Samsung Trying Linux For The DeX Dock
Samsung give the impression they’d love nothing better than to ditch both Android and Google, so that their mobile products are fully Samsung’d up. However, a large part of the success of the Samsung Galaxy S8, Samsung Galaxy Tab S3, Samsung Galaxy Note 8, and even the Samsung Chromebook range, is because of the underlying Google parts of the operating system. Yes, Samsung modify – butcher – Android to “improve” the experience, but many customers wouldn’t be using a Galaxy-branded product if it were not for the Google Services under the TouchWiz interface.
Samsung’s latest attempt to replace Google is in the shape of their impressive-sounding Samsung DeX dock. I’ve already covered the Samsung DeX; it’s a nifty way of converting a flagship Samsung Galaxy device into something of a workstation by connecting it to a monitor, external keyboard, mouse, and other peripherals. The DeX’s weakness is in the software, as Samsung’s desktop software is not as ready as the rest of the device. In an attempt to shore up the Samsung DeX software interface, Samsung have updated the DeX dock with a new software platform, Linux. This new software, dubbed “Linux on Galaxy,” was showcased at the Samsung Developer Conference in late 2017.
The Samsung Linux on Galaxy is described as an application that enables multiple GNU / Linux operating systems to run on a connected Galaxy smartphone, when connected to the dock.
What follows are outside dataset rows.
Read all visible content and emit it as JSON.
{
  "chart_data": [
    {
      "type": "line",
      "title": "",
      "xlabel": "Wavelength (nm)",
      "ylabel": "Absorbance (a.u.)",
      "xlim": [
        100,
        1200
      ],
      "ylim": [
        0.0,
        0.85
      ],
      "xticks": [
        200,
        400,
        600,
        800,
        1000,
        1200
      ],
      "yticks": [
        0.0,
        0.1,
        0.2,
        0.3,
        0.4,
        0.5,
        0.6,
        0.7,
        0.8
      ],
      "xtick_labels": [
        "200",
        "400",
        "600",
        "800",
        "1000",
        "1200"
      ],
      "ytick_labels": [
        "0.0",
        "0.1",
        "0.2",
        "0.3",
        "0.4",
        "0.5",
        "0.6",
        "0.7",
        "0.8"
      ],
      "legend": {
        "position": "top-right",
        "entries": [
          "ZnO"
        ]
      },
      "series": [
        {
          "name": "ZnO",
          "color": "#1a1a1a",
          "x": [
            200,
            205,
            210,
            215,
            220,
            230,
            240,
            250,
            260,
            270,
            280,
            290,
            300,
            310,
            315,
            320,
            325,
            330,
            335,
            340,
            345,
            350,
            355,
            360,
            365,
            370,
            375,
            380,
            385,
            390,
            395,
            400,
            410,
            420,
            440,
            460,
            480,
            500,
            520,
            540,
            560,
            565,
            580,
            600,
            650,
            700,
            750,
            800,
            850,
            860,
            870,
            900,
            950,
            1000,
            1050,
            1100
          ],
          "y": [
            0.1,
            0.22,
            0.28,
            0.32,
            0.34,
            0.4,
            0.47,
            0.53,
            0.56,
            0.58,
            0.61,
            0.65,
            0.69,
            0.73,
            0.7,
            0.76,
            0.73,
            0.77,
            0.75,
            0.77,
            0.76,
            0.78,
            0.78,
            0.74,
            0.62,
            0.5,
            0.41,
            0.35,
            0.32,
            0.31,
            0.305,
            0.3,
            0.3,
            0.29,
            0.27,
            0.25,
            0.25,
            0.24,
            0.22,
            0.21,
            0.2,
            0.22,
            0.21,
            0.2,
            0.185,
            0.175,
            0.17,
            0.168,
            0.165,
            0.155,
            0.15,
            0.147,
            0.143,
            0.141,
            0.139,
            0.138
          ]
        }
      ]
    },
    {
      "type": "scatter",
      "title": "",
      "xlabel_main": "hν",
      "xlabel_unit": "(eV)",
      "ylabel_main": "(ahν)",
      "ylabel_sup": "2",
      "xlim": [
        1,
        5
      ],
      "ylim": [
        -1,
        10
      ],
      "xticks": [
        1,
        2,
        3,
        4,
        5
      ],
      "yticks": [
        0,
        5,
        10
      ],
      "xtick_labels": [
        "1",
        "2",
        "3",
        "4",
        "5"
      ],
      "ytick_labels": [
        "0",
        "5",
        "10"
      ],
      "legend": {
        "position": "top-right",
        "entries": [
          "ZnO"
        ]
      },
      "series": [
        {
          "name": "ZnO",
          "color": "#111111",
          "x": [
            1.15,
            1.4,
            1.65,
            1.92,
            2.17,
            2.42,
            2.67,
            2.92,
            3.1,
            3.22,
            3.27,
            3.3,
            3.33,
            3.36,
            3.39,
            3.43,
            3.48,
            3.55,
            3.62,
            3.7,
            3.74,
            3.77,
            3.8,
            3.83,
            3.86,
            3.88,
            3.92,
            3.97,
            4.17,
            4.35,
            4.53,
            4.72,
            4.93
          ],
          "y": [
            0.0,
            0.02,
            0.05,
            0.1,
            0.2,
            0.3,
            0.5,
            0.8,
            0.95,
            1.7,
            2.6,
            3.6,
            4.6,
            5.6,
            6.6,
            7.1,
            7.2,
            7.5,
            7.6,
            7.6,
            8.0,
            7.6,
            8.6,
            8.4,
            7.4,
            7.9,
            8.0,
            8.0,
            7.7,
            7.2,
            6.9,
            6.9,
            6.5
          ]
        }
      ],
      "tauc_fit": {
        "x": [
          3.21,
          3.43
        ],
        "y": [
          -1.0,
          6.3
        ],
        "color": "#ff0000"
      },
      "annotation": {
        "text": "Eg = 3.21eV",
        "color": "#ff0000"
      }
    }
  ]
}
Compared with current ways to run Linux on an Android device, Samsung’s implementation is described as “more sophisticated.” It sounds impressive as with the DeX hardware, customers can run Ubuntu 16.04 or another Linux distribution on their DeX dock.
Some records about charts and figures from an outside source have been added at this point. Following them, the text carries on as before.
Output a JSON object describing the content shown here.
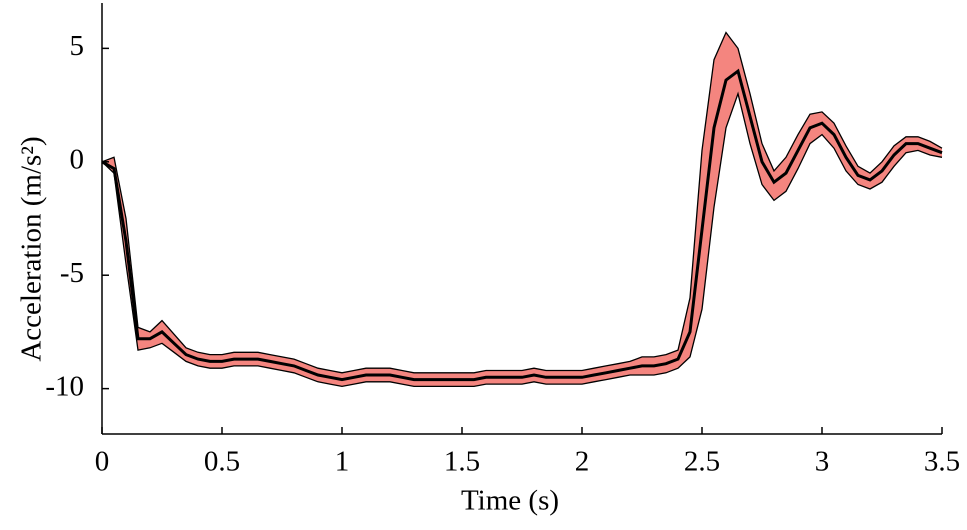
{
  "chart_data": {
    "type": "line",
    "xlabel": "Time (s)",
    "ylabel": "Acceleration (m/s²)",
    "x": [
      0,
      0.05,
      0.1,
      0.15,
      0.2,
      0.25,
      0.3,
      0.35,
      0.4,
      0.45,
      0.5,
      0.55,
      0.6,
      0.65,
      0.7,
      0.75,
      0.8,
      0.85,
      0.9,
      0.95,
      1,
      1.05,
      1.1,
      1.15,
      1.2,
      1.25,
      1.3,
      1.35,
      1.4,
      1.45,
      1.5,
      1.55,
      1.6,
      1.65,
      1.7,
      1.75,
      1.8,
      1.85,
      1.9,
      1.95,
      2,
      2.05,
      2.1,
      2.15,
      2.2,
      2.25,
      2.3,
      2.35,
      2.4,
      2.45,
      2.5,
      2.55,
      2.6,
      2.65,
      2.7,
      2.75,
      2.8,
      2.85,
      2.9,
      2.95,
      3,
      3.05,
      3.1,
      3.15,
      3.2,
      3.25,
      3.3,
      3.35,
      3.4,
      3.45,
      3.5
    ],
    "series": [
      {
        "color": "#000000",
        "values": [
          0,
          -0.3,
          -3.5,
          -7.8,
          -7.8,
          -7.5,
          -8.0,
          -8.5,
          -8.7,
          -8.8,
          -8.8,
          -8.7,
          -8.7,
          -8.7,
          -8.8,
          -8.9,
          -9.0,
          -9.2,
          -9.4,
          -9.5,
          -9.6,
          -9.5,
          -9.4,
          -9.4,
          -9.4,
          -9.5,
          -9.6,
          -9.6,
          -9.6,
          -9.6,
          -9.6,
          -9.6,
          -9.5,
          -9.5,
          -9.5,
          -9.5,
          -9.4,
          -9.5,
          -9.5,
          -9.5,
          -9.5,
          -9.4,
          -9.3,
          -9.2,
          -9.1,
          -9.0,
          -9.0,
          -8.9,
          -8.7,
          -7.5,
          -3.0,
          1.5,
          3.6,
          4.0,
          2.0,
          0,
          -0.9,
          -0.5,
          0.5,
          1.5,
          1.7,
          1.2,
          0.2,
          -0.6,
          -0.8,
          -0.4,
          0.3,
          0.8,
          0.8,
          0.6,
          0.4
        ]
      }
    ],
    "band": {
      "color": "#f4857f",
      "edge_color": "#000000",
      "upper": [
        0,
        0.2,
        -2.5,
        -7.3,
        -7.5,
        -7.0,
        -7.6,
        -8.2,
        -8.4,
        -8.5,
        -8.5,
        -8.4,
        -8.4,
        -8.4,
        -8.5,
        -8.6,
        -8.7,
        -8.9,
        -9.1,
        -9.2,
        -9.3,
        -9.2,
        -9.1,
        -9.1,
        -9.1,
        -9.2,
        -9.3,
        -9.3,
        -9.3,
        -9.3,
        -9.3,
        -9.3,
        -9.2,
        -9.2,
        -9.2,
        -9.2,
        -9.1,
        -9.2,
        -9.2,
        -9.2,
        -9.2,
        -9.1,
        -9.0,
        -8.9,
        -8.8,
        -8.6,
        -8.6,
        -8.5,
        -8.3,
        -6.0,
        0.5,
        4.5,
        5.7,
        5.0,
        3.0,
        0.8,
        -0.4,
        0.2,
        1.2,
        2.1,
        2.2,
        1.7,
        0.7,
        -0.2,
        -0.5,
        0,
        0.7,
        1.1,
        1.1,
        0.9,
        0.6
      ],
      "lower": [
        0,
        -0.5,
        -4.5,
        -8.3,
        -8.2,
        -8.0,
        -8.4,
        -8.8,
        -9.0,
        -9.1,
        -9.1,
        -9.0,
        -9.0,
        -9.0,
        -9.1,
        -9.2,
        -9.3,
        -9.5,
        -9.7,
        -9.8,
        -9.9,
        -9.8,
        -9.7,
        -9.7,
        -9.7,
        -9.8,
        -9.9,
        -9.9,
        -9.9,
        -9.9,
        -9.9,
        -9.9,
        -9.8,
        -9.8,
        -9.8,
        -9.8,
        -9.7,
        -9.8,
        -9.8,
        -9.8,
        -9.8,
        -9.7,
        -9.6,
        -9.5,
        -9.4,
        -9.4,
        -9.4,
        -9.3,
        -9.1,
        -8.6,
        -6.5,
        -2.0,
        1.5,
        3.0,
        0.8,
        -1.0,
        -1.7,
        -1.3,
        -0.3,
        0.8,
        1.2,
        0.6,
        -0.4,
        -1.0,
        -1.2,
        -0.9,
        -0.2,
        0.4,
        0.5,
        0.3,
        0.2
      ]
    },
    "xlim": [
      0,
      3.5
    ],
    "ylim": [
      -12,
      7
    ],
    "xticks": [
      0,
      0.5,
      1,
      1.5,
      2,
      2.5,
      3,
      3.5
    ],
    "yticks": [
      -10,
      -5,
      0,
      5
    ],
    "grid": false
  }
}
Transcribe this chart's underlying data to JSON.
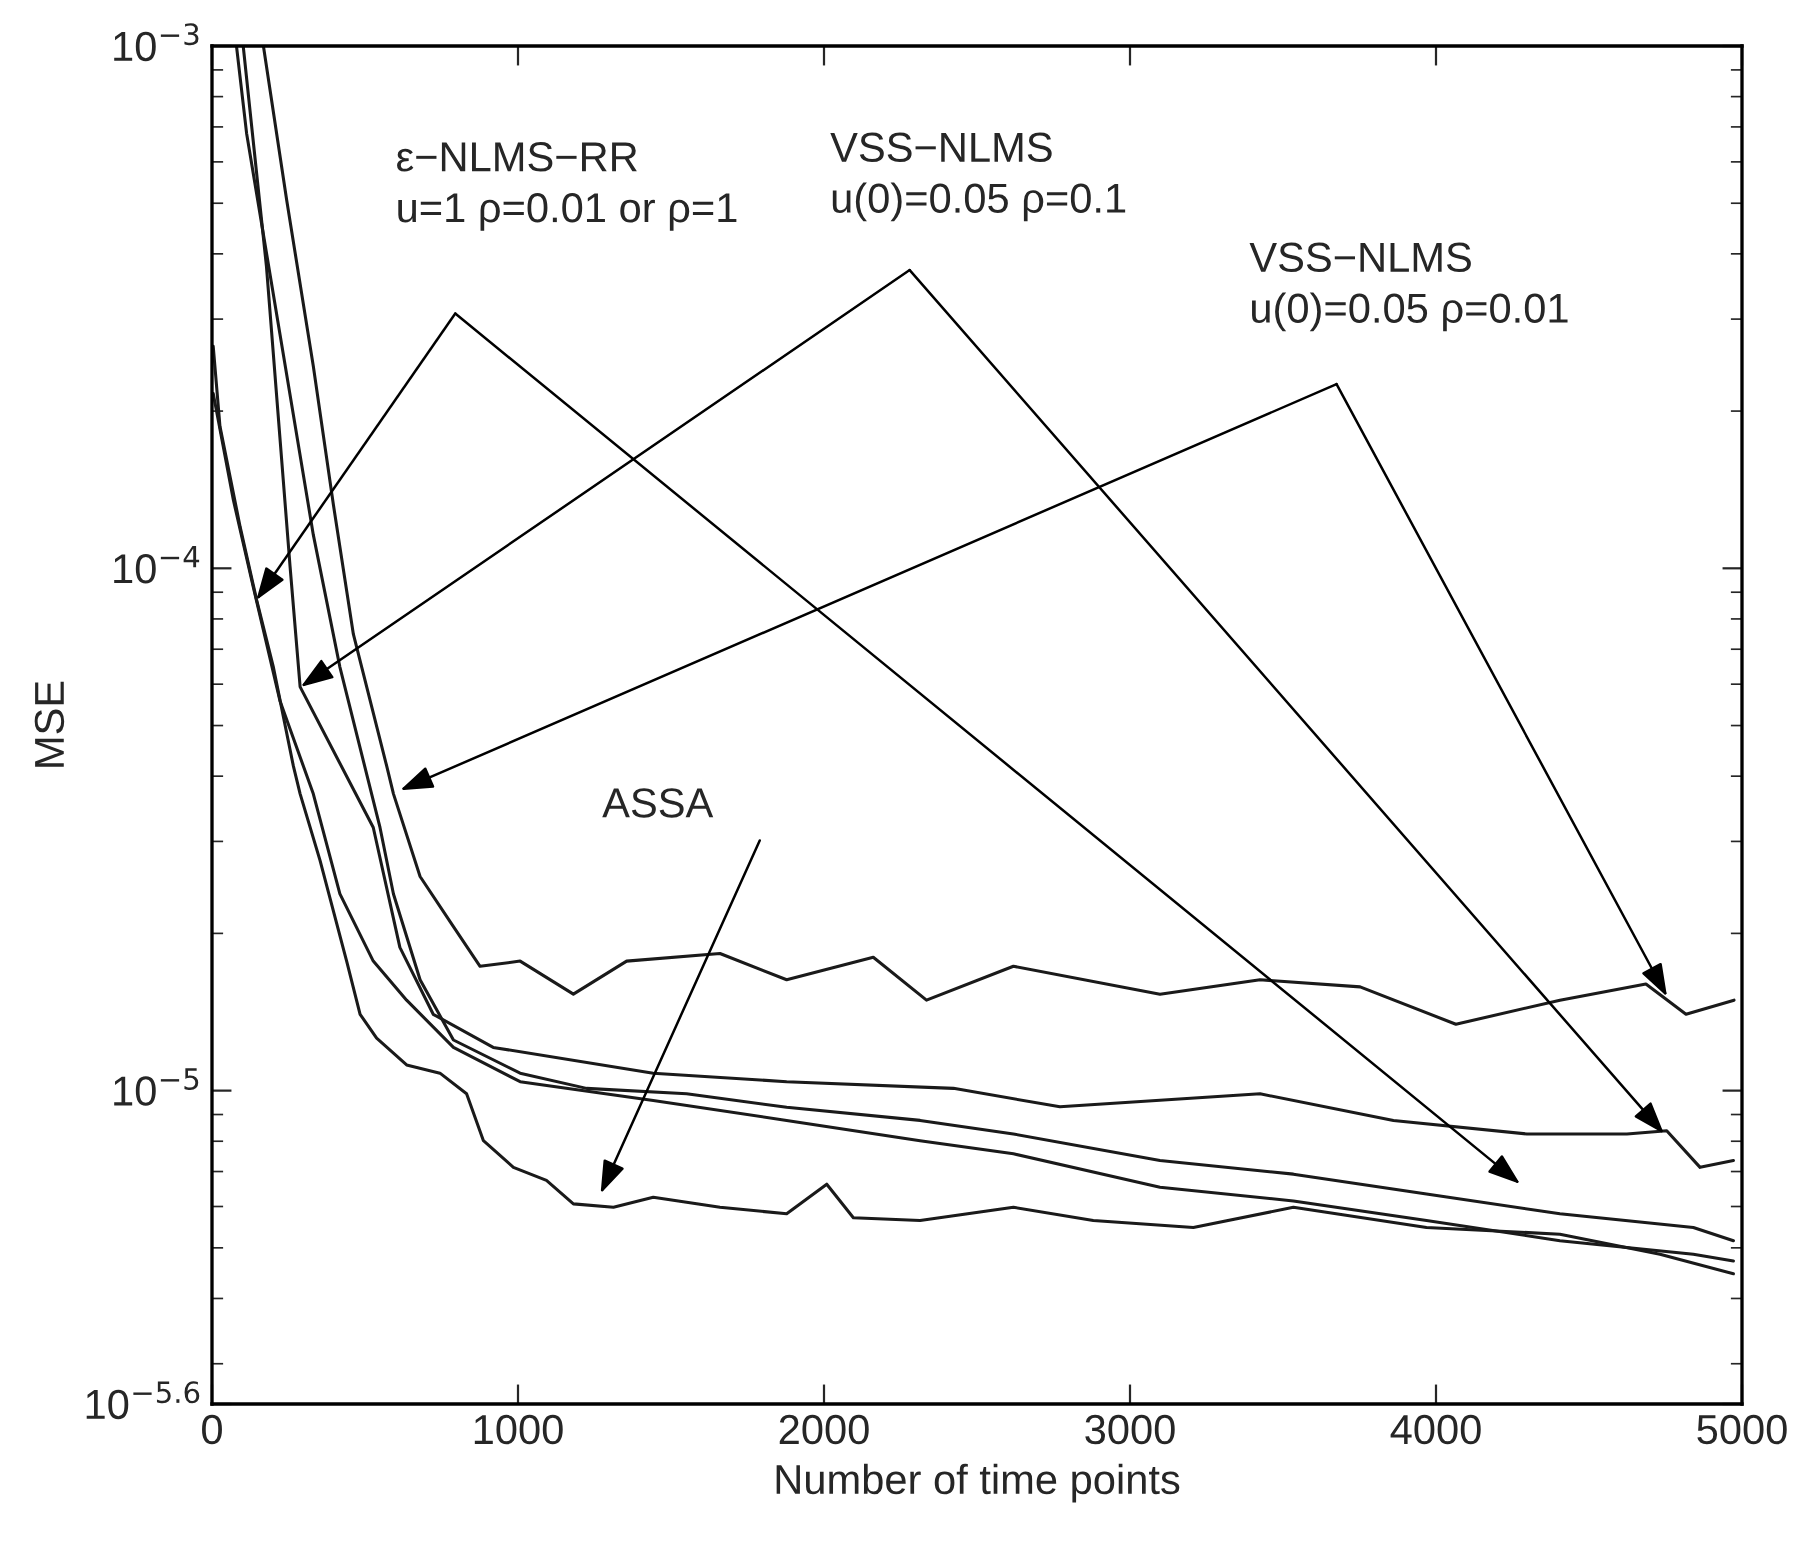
{
  "chart_data": {
    "type": "line",
    "xlabel": "Number of time points",
    "ylabel": "MSE",
    "log": "y",
    "xlim": [
      0,
      5000
    ],
    "xticks": [
      0,
      1000,
      2000,
      3000,
      4000,
      5000
    ],
    "ylim": [
      2.512e-06,
      0.001
    ],
    "yticks": [
      {
        "value": 2.512e-06,
        "label": "10$^{−5.6}$"
      },
      {
        "value": 1e-05,
        "label": "10$^{−5}$"
      },
      {
        "value": 0.0001,
        "label": "10$^{−4}$"
      },
      {
        "value": 0.001,
        "label": "10$^{−3}$"
      }
    ],
    "grid": false,
    "legend": false,
    "marker": "none",
    "line_style": "solid",
    "series": [
      {
        "color": "#1a1a1a",
        "x": [
          168,
          244,
          331,
          397,
          462,
          571,
          593,
          680,
          789,
          876,
          1007,
          1181,
          1355,
          1660,
          1878,
          2161,
          2335,
          2619,
          3098,
          3425,
          3752,
          4065,
          4405,
          4686,
          4817,
          4974
        ],
        "values": [
          0.001,
          0.000507,
          0.000244,
          0.000132,
          7.48e-05,
          4.18e-05,
          3.7e-05,
          2.57e-05,
          2.06e-05,
          1.73e-05,
          1.77e-05,
          1.53e-05,
          1.77e-05,
          1.83e-05,
          1.63e-05,
          1.8e-05,
          1.49e-05,
          1.73e-05,
          1.53e-05,
          1.63e-05,
          1.58e-05,
          1.34e-05,
          1.49e-05,
          1.6e-05,
          1.4e-05,
          1.49e-05
        ]
      },
      {
        "color": "#1a1a1a",
        "x": [
          102,
          178,
          255,
          288,
          527,
          614,
          723,
          919,
          1442,
          1878,
          2423,
          2771,
          3425,
          3861,
          4297,
          4624,
          4754,
          4863,
          4972
        ],
        "values": [
          0.001,
          0.000378,
          0.000101,
          5.93e-05,
          3.19e-05,
          1.88e-05,
          1.4e-05,
          1.21e-05,
          1.08e-05,
          1.04e-05,
          1.01e-05,
          9.31e-06,
          9.86e-06,
          8.77e-06,
          8.26e-06,
          8.26e-06,
          8.38e-06,
          7.13e-06,
          7.35e-06
        ]
      },
      {
        "color": "#1a1a1a",
        "x": [
          80,
          113,
          222,
          331,
          418,
          549,
          593,
          680,
          789,
          1007,
          1224,
          1551,
          1878,
          2314,
          2619,
          3098,
          3534,
          3969,
          4405,
          4841,
          4972
        ],
        "values": [
          0.001,
          0.000681,
          0.000281,
          0.000116,
          6.47e-05,
          3.19e-05,
          2.38e-05,
          1.63e-05,
          1.25e-05,
          1.08e-05,
          1.01e-05,
          9.86e-06,
          9.29e-06,
          8.77e-06,
          8.26e-06,
          7.35e-06,
          6.92e-06,
          6.34e-06,
          5.81e-06,
          5.47e-06,
          5.16e-06
        ]
      },
      {
        "color": "#1a1a1a",
        "x": [
          4,
          70,
          135,
          222,
          331,
          418,
          527,
          636,
          789,
          1007,
          1442,
          1878,
          2314,
          2619,
          3098,
          3534,
          3969,
          4405,
          4841,
          4972
        ],
        "values": [
          0.000216,
          0.000135,
          9.2e-05,
          5.58e-05,
          3.7e-05,
          2.38e-05,
          1.77e-05,
          1.49e-05,
          1.21e-05,
          1.04e-05,
          9.57e-06,
          8.77e-06,
          8.02e-06,
          7.57e-06,
          6.53e-06,
          6.15e-06,
          5.64e-06,
          5.16e-06,
          4.86e-06,
          4.72e-06
        ]
      },
      {
        "color": "#1a1a1a",
        "x": [
          4,
          26,
          92,
          146,
          200,
          266,
          288,
          353,
          440,
          484,
          538,
          636,
          745,
          832,
          887,
          985,
          1093,
          1181,
          1312,
          1442,
          1660,
          1878,
          2009,
          2096,
          2314,
          2619,
          2880,
          3207,
          3534,
          3969,
          4405,
          4732,
          4972
        ],
        "values": [
          0.000266,
          0.000187,
          0.00012,
          8.69e-05,
          6.49e-05,
          4.18e-05,
          3.7e-05,
          2.76e-05,
          1.77e-05,
          1.4e-05,
          1.26e-05,
          1.12e-05,
          1.08e-05,
          9.86e-06,
          8.02e-06,
          7.13e-06,
          6.73e-06,
          6.07e-06,
          5.98e-06,
          6.25e-06,
          5.98e-06,
          5.81e-06,
          6.62e-06,
          5.71e-06,
          5.64e-06,
          5.98e-06,
          5.64e-06,
          5.47e-06,
          5.98e-06,
          5.47e-06,
          5.31e-06,
          4.86e-06,
          4.46e-06
        ]
      }
    ],
    "annotations": [
      "ε−NLMS−RR\nu=1 ρ=0.01 or ρ=1",
      "VSS−NLMS\nu(0)=0.05 ρ=0.1",
      "VSS−NLMS\nu(0)=0.05 ρ=0.01",
      "ASSA"
    ]
  }
}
Samsung’s expectations is that developers will flock to the new Samsung operating system and buy Samsung hardware, and that ultimately the new solution will encourage customers away from their current laptops and desktop hardware, and will want to run the platform from their Samsung Galaxy devices. And yes, Samsung DeX is a clever idea, but it isn’t currently properly implemented and it appears that Samsung is abandoning the current way to get customers to run a desktop from their smartphone, and is trying a new approach. At least it isn’t Tizen OS.